Coalition, Action Ministries work on housing for homeless
Published 8:37 pm Friday, July 7, 2017
Action Ministries and the Troup County Homeless Coalition are working together to provide housing for 23 homeless men and women within the county, but they were just approved for a grant and the clock is already ticking.
The $155,000 grant was awarded by the Georgia Department of Community Affairs and will help make a significant difference within Troup County, if all the requirements are met by Sept. 30. DCA is requiring that Action Ministries identify 23 “literally homeless” individuals and have a place to house them by Sept. 30.
“It’s a very aggressive timeline,” said Marvin Nesbitt Jr., senior vice president and chief program officer for Action Ministries. “It’s not the typical timeline but because of the circumstances surrounding this grant opportunity, that is what the requirement is.”
Action Ministries, a nonprofit focused on eliminating poverty in Georgia, met with the Troup County Homeless Coalition Thursday at New Ventures to begin the process of identifying 23 “literally homeless” individuals and securing rental property for each of them.
The rental property can cost no more than $558 per month and must only include one bedroom.
“This is a fast-moving project for us. Fortunately, we have a coalition in place to help us get into this community. The information is already here. We don’t have to come in and try to figure this out by ourselves,” Nesbitt said. “This helps us with being able to mobilize and get folks off the street and get them into stable housing really quickly.”
The definition of “literally homeless” is “an individual who lacks a fixed, regular and adequate nighttime residence.” The people who qualify for the program will have a primary nighttime residence not meant for human habitation, are living in a public or privately-owned shelter or are exiting an institution where they have resided for 90 days or less and resided in an emergency shelter or place not meant for human habitation prior to entering that institution.

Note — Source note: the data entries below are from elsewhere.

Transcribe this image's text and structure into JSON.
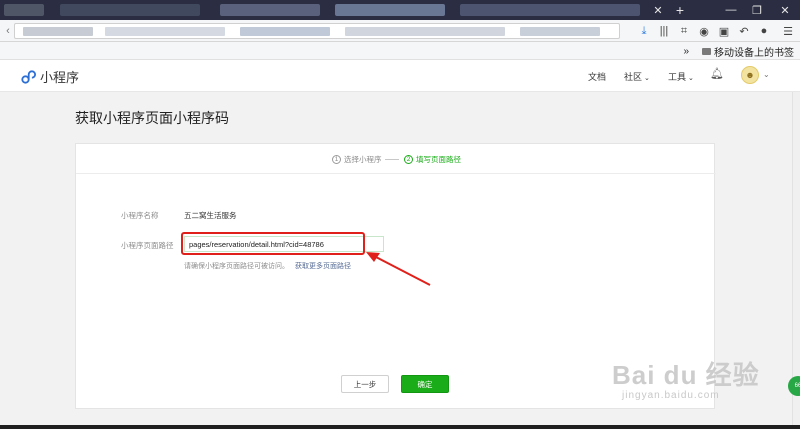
{
  "browser": {
    "bookmark_label": "移动设备上的书签",
    "window_controls": [
      "—",
      "❐",
      "✕"
    ],
    "new_tab": "+"
  },
  "header": {
    "logo_text": "小程序",
    "nav": {
      "docs": "文档",
      "community": "社区",
      "tools": "工具"
    }
  },
  "page": {
    "title": "获取小程序页面小程序码",
    "steps": [
      {
        "num": "1",
        "label": "选择小程序",
        "state": "done"
      },
      {
        "num": "2",
        "label": "填写页面路径",
        "state": "active"
      }
    ],
    "form": {
      "name_label": "小程序名称",
      "name_value": "五二窝生活服务",
      "path_label": "小程序页面路径",
      "path_value": "pages/reservation/detail.html?cid=48786",
      "hint": "请确保小程序页面路径可被访问。",
      "hint_link": "获取更多页面路径"
    },
    "buttons": {
      "prev": "上一步",
      "confirm": "确定"
    }
  },
  "watermark": {
    "main": "Bai du 经验",
    "sub": "jingyan.baidu.com"
  },
  "colors": {
    "accent": "#1aad19",
    "highlight": "#e0211b",
    "link": "#576b95"
  }
}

Action Ministries was working through the process of hiring a case manager on Thursday. The case manager will oversee each individual being housed by Action Ministries.
“We are in the process right now of interviewing,” Nesbitt said Thursday. “We have six candidates that we are interviewing today. The goal is to have selected a candidate by the end of today. There is a lot of talent there, so we are really excited about those we are meeting with. I’m pretty confident we will be selecting a candidate today.”
Wanda Walker, the secretary for the Troup County Homeless Coalition, said money donated through the golf tournament last month will be part of the money used to pay the case manager.
Neither Walker or Nesbitt think it’ll be difficult to find 23 people that qualify for the program. Homeless coalition president Denna’ Muncy said last month that a study had identified 99 homeless adults living within Troup County, with another 84 identified within the school systems.
“We feel like the people are here and we are going to partner with the accountability courts to try to identify who would be eligible, any agency that deals with the homeless plus we had a registry of people that came in for the warming center,” Walker said. “We will be able to work all those registries and information and come up with people.”
Nesbitt said the community can help in two ways — helping identify rental properties and by embracing these individuals once they found housing.
“I think what’s important is being able to surround them with a caring community that helps with their transition,” he said. “That can be simple things from hygiene kits, to welcome home kits, pots and pans, towels, bedsheets and things of that nature all the way up to furniture. I think what makes this program work and I think what makes Troup County work and what they have already demonstrated is that there are people here willing to step up and wrap their care around this homeless population and find solutions for them.”